Unless you’ve been living under a rock or just plain haven’t come to Nanaimo, you will have noticed some big changes around Nanaimo in recent times. The new cruise ship berth which has recently injected huge crowds of people at a time into our downtown area, the seventy two million dollar conference centre, the Nanaimo Ice Centre a few years before that, the college becoming a full fledged university and the airport expansion not to mention a variety of new retail and residential expansions. It doesn’t look like the 5,000 seat sports arena is on the books for anytime soon but all of these changes plus all the rezoning and replanning from city hall (pushing for densification) are a sure sign that Nanaimo is becoming more than a small town on Vancouver Island. We’re a small city… that is next to a big city but also next to nature.

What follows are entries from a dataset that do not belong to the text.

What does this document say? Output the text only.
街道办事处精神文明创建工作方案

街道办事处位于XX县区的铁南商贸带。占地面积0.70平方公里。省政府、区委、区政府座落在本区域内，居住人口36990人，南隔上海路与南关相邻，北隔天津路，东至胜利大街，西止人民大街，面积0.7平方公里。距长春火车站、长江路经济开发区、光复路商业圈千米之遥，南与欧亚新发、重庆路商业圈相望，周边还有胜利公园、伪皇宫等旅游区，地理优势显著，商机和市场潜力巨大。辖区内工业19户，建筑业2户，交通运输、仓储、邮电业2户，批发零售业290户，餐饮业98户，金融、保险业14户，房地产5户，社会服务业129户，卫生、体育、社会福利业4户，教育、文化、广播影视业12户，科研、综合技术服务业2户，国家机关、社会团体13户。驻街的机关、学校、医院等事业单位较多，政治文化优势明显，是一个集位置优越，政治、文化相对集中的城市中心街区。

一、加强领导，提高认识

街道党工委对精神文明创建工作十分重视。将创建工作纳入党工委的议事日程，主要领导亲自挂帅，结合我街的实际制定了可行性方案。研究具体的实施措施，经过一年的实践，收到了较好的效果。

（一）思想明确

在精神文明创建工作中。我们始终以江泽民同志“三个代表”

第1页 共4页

Anyhow, here is a news story that I came across this week that talks about a new project that is being looked into.

Ryan Coffey

Nanaimo negotiates power generation with B.C. Hydro

The Daily News June 4, 2011

Nanaimo city council moved ahead with its plan to negotiate a deal with B.C. Hydro to sell energy created from the city’s new No. 1 reservoir power generator.

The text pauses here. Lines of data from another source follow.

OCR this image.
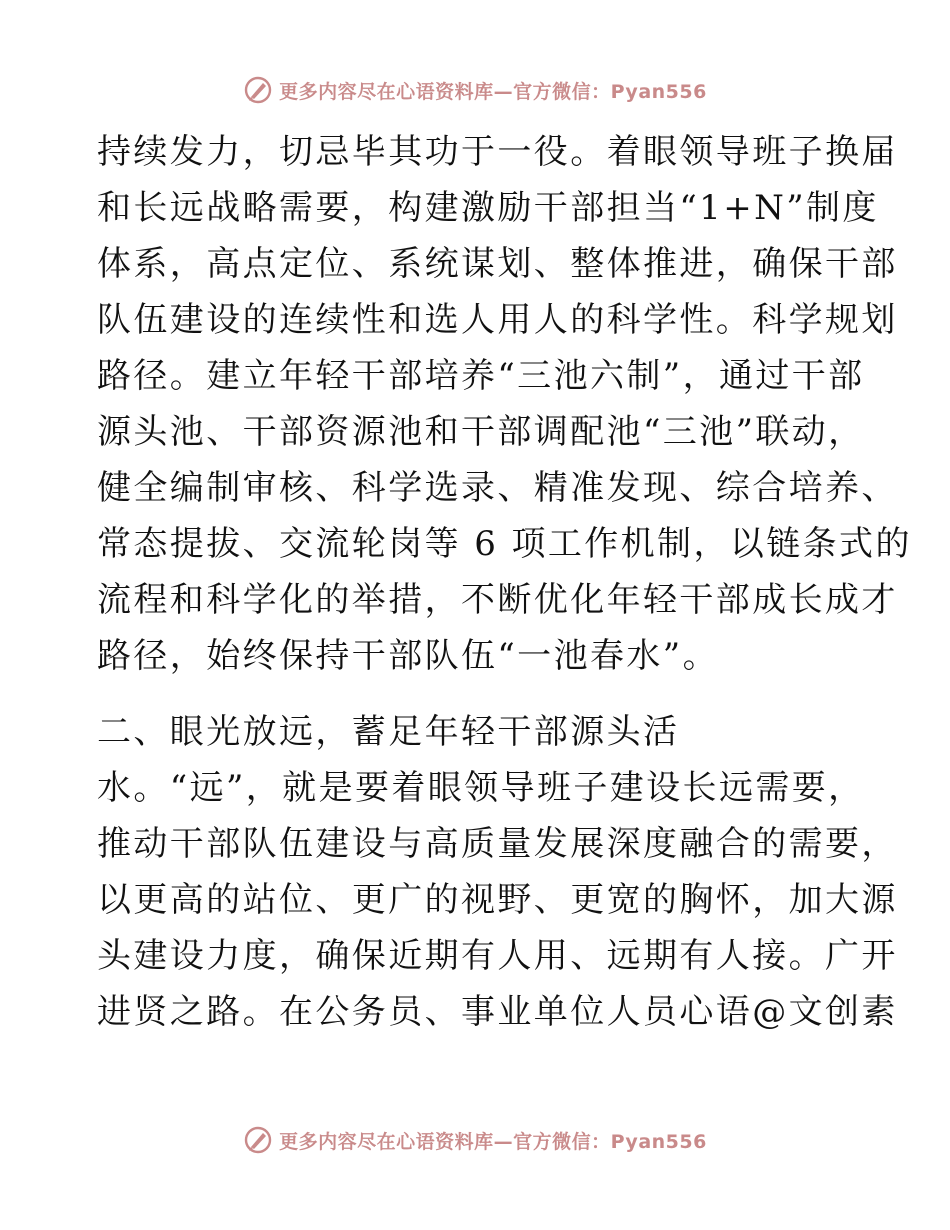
更多内容尽在心语资料库—官方微信：Pyan556
持续发力，切忌毕其功于一役。着眼领导班子换届
和长远战略需要，构建激励干部担当“1+N”制度
体系，高点定位、系统谋划、整体推进，确保干部
队伍建设的连续性和选人用人的科学性。科学规划
路径。建立年轻干部培养“三池六制”，通过干部
源头池、干部资源池和干部调配池“三池”联动，
健全编制审核、科学选录、精准发现、综合培养、
常态提拔、交流轮岗等 6 项工作机制，以链条式的
流程和科学化的举措，不断优化年轻干部成长成才
路径，始终保持干部队伍“一池春水”。
二、眼光放远，蓄足年轻干部源头活
水。“远”，就是要着眼领导班子建设长远需要，
推动干部队伍建设与高质量发展深度融合的需要，
以更高的站位、更广的视野、更宽的胸怀，加大源
头建设力度，确保近期有人用、远期有人接。广开
进贤之路。在公务员、事业单位人员心语@文创素
更多内容尽在心语资料库—官方微信：Pyan556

The new reservoir is a component of the city’s plans for a $65-million water-treatment plant. The power generation could produce up to $175,000 in annual revenue. Power generation will come from the 14-million-litre reservoir to be built at the west corner of the Colliery Dam Park next to Nanaimo Lakes Road and the Nanaimo Parkway.

New regulations for drinking water were introduced by the Vancouver Island Health Authority, forcing the city to bump up plans for a new treatment facility. The new reservoir will cost an additional $7.5 million.

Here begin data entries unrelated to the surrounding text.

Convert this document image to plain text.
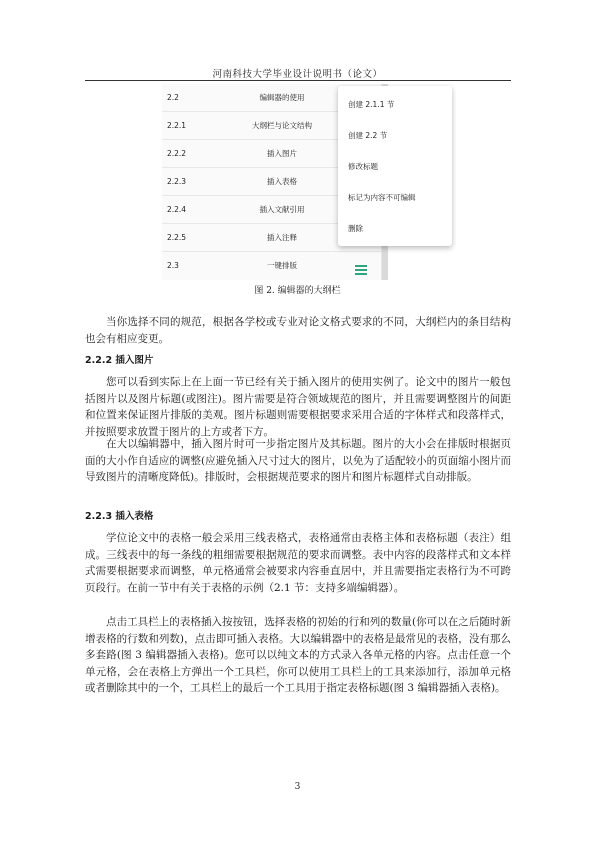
河南科技大学毕业设计说明书（论文）
2.2	编辑器的使用
2.2.1	大纲栏与论文结构
2.2.2	插入图片
2.2.3	插入表格
2.2.4	插入文献引用
2.2.5	插入注释
2.3	一键排版
创建 2.1.1 节
创建 2.2 节
修改标题
标记为内容不可编辑
删除
图 2. 编辑器的大纲栏
⋯

当你选择不同的规范，根据各学校或专业对论文格式要求的不同，大纲栏内的条目结构也会有相应变更。

2.2.2 插入图片

您可以看到实际上在上面一节已经有关于插入图片的使用实例了。论文中的图片一般包括图片以及图片标题(或图注)。图片需要是符合领域规范的图片，并且需要调整图片的间距和位置来保证图片排版的美观。图片标题则需要根据要求采用合适的字体样式和段落样式，并按照要求放置于图片的上方或者下方。

在大以编辑器中，插入图片时可一步指定图片及其标题。图片的大小会在排版时根据页面的大小作自适应的调整(应避免插入尺寸过大的图片，以免为了适配较小的页面缩小图片而导致图片的清晰度降低)。排版时，会根据规范要求的图片和图片标题样式自动排版。

2.2.3 插入表格

学位论文中的表格一般会采用三线表格式，表格通常由表格主体和表格标题（表注）组成。三线表中的每一条线的粗细需要根据规范的要求而调整。表中内容的段落样式和文本样式需要根据要求而调整，单元格通常会被要求内容垂直居中，并且需要指定表格行为不可跨页段行。在前一节中有关于表格的示例（2.1 节：支持多端编辑器）。

点击工具栏上的表格插入按按钮，选择表格的初始的行和列的数量(你可以在之后随时新增表格的行数和列数)，点击即可插入表格。大以编辑器中的表格是最常见的表格，没有那么多套路(图 3 编辑器插入表格)。您可以以纯文本的方式录入各单元格的内容。点击任意一个单元格，会在表格上方弹出一个工具栏，你可以使用工具栏上的工具来添加行，添加单元格或者删除其中的一个，工具栏上的最后一个工具用于指定表格标题(图 3 编辑器插入表格)。

3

A hydro generator will cost $670,000 to install, but 900 kilowatt hours created per year will generate about $190,000. Minus the $15,000 in annual operational costs, the city could pay recoup the cost in four years.

Detailed design plans could be ready in about a year, but Nanaimo’s water resources manager expects construction to start early in 2013. The plant should be fully operational in 2015.